For those of us who defend some of the negative voices, listen up. Just because the person said it without ill intention does not mean that it was okay to say. If someone tells you that you aren’t special in order to calm your confidence, that is not okay. If their message is not constructive, but plain hurtful, that is not okay. You did not deserve to be hurt and that is not your fault. Help to take their power away by acknowledging that to yourself. You didn’t deserve to be hurt and despite how much you may love this person, it is and was not okay.
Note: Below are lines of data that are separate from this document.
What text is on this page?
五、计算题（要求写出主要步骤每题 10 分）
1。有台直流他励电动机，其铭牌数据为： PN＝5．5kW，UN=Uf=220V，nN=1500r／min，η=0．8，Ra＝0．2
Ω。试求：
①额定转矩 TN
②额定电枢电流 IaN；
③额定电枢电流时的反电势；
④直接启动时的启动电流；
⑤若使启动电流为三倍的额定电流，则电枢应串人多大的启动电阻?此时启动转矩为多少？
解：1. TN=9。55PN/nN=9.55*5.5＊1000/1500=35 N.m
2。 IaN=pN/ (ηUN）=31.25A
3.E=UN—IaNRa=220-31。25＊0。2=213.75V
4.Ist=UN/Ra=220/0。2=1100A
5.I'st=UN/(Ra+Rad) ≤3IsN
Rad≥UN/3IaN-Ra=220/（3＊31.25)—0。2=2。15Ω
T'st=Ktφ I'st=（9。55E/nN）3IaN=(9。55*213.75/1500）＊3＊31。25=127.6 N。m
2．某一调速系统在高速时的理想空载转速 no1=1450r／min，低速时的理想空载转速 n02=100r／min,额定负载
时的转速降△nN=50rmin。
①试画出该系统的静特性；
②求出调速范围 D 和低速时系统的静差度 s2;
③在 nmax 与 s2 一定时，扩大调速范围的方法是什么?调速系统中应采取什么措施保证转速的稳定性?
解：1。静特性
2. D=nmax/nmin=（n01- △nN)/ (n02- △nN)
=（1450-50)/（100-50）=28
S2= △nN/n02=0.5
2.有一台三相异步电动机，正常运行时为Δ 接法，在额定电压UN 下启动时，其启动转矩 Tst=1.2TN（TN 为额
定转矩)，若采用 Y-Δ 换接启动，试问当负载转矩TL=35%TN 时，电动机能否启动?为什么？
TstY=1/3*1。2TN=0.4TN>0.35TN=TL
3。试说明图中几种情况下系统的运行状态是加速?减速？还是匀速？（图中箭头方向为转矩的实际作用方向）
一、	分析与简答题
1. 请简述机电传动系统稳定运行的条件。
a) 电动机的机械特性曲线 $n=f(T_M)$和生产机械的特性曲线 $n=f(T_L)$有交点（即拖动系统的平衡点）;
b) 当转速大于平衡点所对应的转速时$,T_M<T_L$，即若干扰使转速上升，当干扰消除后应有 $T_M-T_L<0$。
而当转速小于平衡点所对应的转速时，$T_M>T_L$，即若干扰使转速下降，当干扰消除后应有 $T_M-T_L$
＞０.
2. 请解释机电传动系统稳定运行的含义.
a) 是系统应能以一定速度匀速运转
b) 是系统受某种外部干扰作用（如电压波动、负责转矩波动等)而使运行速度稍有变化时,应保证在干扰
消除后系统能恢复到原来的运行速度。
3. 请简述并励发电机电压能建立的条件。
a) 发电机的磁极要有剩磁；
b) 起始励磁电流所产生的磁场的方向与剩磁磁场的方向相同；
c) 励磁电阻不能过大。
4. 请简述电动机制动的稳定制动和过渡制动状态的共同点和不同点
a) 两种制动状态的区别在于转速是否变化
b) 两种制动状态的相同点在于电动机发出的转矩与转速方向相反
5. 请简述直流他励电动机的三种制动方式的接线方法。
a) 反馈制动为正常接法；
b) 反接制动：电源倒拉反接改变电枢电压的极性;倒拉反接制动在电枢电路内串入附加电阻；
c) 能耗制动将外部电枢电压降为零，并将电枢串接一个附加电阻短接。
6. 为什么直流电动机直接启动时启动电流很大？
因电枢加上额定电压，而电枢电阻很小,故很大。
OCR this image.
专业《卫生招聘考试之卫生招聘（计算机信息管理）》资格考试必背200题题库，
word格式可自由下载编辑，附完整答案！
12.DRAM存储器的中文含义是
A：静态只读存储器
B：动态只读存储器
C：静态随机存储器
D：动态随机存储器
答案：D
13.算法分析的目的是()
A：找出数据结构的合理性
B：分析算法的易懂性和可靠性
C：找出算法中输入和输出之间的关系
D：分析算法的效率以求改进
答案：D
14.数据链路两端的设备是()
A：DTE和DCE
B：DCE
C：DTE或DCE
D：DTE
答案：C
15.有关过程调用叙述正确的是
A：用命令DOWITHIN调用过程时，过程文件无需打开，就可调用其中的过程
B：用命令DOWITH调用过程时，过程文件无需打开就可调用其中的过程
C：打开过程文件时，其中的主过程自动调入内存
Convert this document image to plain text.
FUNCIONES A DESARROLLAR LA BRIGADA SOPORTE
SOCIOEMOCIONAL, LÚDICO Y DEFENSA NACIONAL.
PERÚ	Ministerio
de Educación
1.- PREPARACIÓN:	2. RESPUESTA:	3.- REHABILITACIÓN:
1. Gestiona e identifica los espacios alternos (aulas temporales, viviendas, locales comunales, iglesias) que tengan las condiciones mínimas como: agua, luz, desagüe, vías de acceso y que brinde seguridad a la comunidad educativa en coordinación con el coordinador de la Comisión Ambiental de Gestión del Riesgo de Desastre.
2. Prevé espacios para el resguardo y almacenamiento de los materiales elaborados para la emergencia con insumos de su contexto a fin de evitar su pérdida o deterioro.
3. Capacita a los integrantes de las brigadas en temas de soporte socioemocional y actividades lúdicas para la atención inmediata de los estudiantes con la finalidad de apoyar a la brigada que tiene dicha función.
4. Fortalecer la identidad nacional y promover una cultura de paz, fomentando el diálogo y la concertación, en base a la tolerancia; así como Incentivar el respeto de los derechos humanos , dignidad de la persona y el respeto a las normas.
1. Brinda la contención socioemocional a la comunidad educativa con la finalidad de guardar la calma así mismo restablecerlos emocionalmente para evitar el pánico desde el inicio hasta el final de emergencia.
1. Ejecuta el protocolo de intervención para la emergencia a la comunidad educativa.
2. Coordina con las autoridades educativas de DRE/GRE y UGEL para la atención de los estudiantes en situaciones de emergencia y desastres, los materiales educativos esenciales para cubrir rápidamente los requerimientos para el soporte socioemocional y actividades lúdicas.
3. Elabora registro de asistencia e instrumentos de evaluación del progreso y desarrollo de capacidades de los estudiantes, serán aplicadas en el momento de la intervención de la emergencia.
So, what do we do? These voices invade our minds and only go away for short spurts of time. Or maybe they are as loud as your conscience and just as present. Either way, we can’t just let them live like that. We don’t deserve to live like that. The next step that we can take toward getting rid of these thoughts is to acknowledge that the person who first said them is no longer saying them. You are. It may be your grandmother’s voice that you hear, but you are the one in your head. You are the one in charge of the audio and you have the power to turn it off.

Do you say affirmations? If you do, this is the time to bring them out. When we have voices in our head that are combatting our confidence, we can fight back. If the voice is saying that you’ll never do anything right, repeat to yourself, “I am confident, I am kind, and I am capable” – or whatever words feel right to you. Create a mantra for yourself, or even for each voice that you have cutting you down. If you hear yourself saying that you’re a terrible friend try, “I am generous, I am a good listener, and I am available.” These affirmations are about you and your truth, so make sure to use words that truly describe who you are, and not who you are according to the voice. They should be about who you are according to the truth.

The voices in our head are real. Although they have a different definition from those within the mental health community, they are there and they are slowly consuming our confidence. Don’t let them be in charge. Take the power back from that bully, that family member, that teacher. Don’t let them win. You can have great things ahead of you, just make sure that these voices – every single one of them – know it.